Pearl and younger sister May enjoy a carefree life of relative wealth and privilege in Shanghai in the 1930s. As what is known as “beautiful girls,” the sisters model for painters who create advertising calendars, wear the most beautiful and fashionable clothing, and scoff at their parents’ outdated ways. But their happy life is cruelly interrupted by their father’s confession that his gambling debts have crippled the family finances and he has sold the girls into arranged marriages in order to pay off his debts. Reluctantly, the girls marry Sam and Vern, the sons of a Chinese-American businessman who controls most of their father’s debt…but they refuse to accompany their new husbands to California.

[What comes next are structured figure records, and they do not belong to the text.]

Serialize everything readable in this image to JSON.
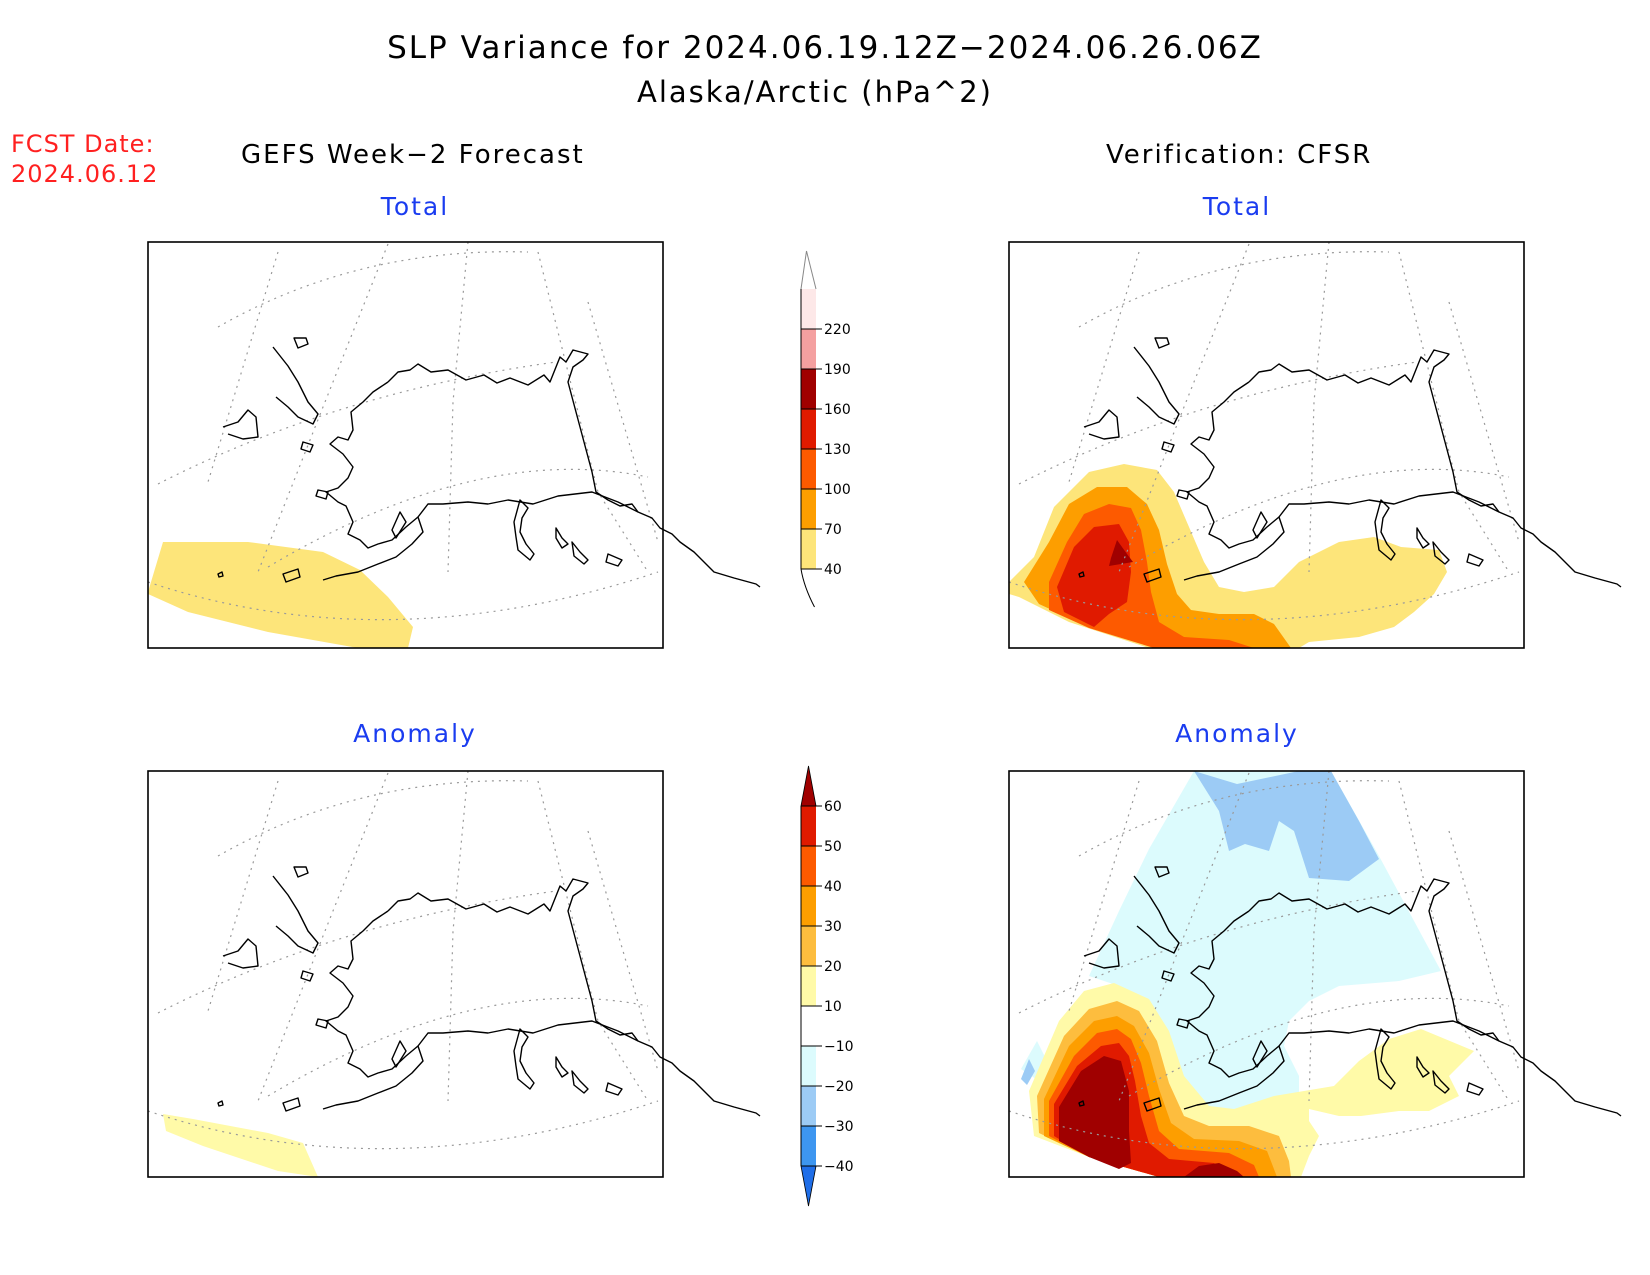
{
  "title": "SLP Variance for 2024.06.19.12Z−2024.06.26.06Z",
  "subtitle": "Alaska/Arctic (hPa^2)",
  "fcst_date": {
    "label": "FCST Date:",
    "value": "2024.06.12"
  },
  "columns": {
    "left": "GEFS Week−2 Forecast",
    "right": "Verification: CFSR"
  },
  "panels": {
    "top_left": "Total",
    "top_right": "Total",
    "bottom_left": "Anomaly",
    "bottom_right": "Anomaly"
  },
  "colors": {
    "title_text": "#000000",
    "fcst_text": "#ff2020",
    "panel_title_text": "#1a3cf0"
  },
  "legends": {
    "total": {
      "levels": [
        "40",
        "70",
        "100",
        "130",
        "160",
        "190",
        "220"
      ],
      "colors": [
        "#fde57a",
        "#fd9e00",
        "#fd5a00",
        "#e01a00",
        "#a00000",
        "#f4a0a0",
        "#fde8e8"
      ]
    },
    "anomaly": {
      "levels": [
        "−40",
        "−30",
        "−20",
        "−10",
        "10",
        "20",
        "30",
        "40",
        "50",
        "60"
      ],
      "colors": [
        "#1f6ee8",
        "#3d96f0",
        "#9ccbf5",
        "#dcfbfd",
        "#ffffff",
        "#fffaa8",
        "#fdbd3e",
        "#fd9e00",
        "#fd5a00",
        "#e01a00",
        "#a00000"
      ]
    }
  }
}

However, when Shanghai is bombed by the Japanese the girls and their mother are forced to flee for California after all. An encounter with Japanese soldiers along the way leaves their mother dead and older sister Pearl scarred mentally and physically. Upon arrival at the Angel Island immigration base in San Francisco, the girls are interned for months—just long enough for May to give birth to a child who is not her husband’s, and for Pearl to adopt it as her own. However, even once released into the custody of their new family, Pearl and May learn that their new homeland does not really want them, and that here they are no longer beautiful girls, but second class citizens forced to live and work only in designated areas.
Filled with fascinating historical detail and well-drawn, complex characters, “Shanghai Girls” will not disappoint. My only quibble was the ending, which felt rushed and unfinished, as though the author had written herself into a corner and didn't quite know how to write her way back out. But excepting that only, this is a very well-written and fully-fleshed historical.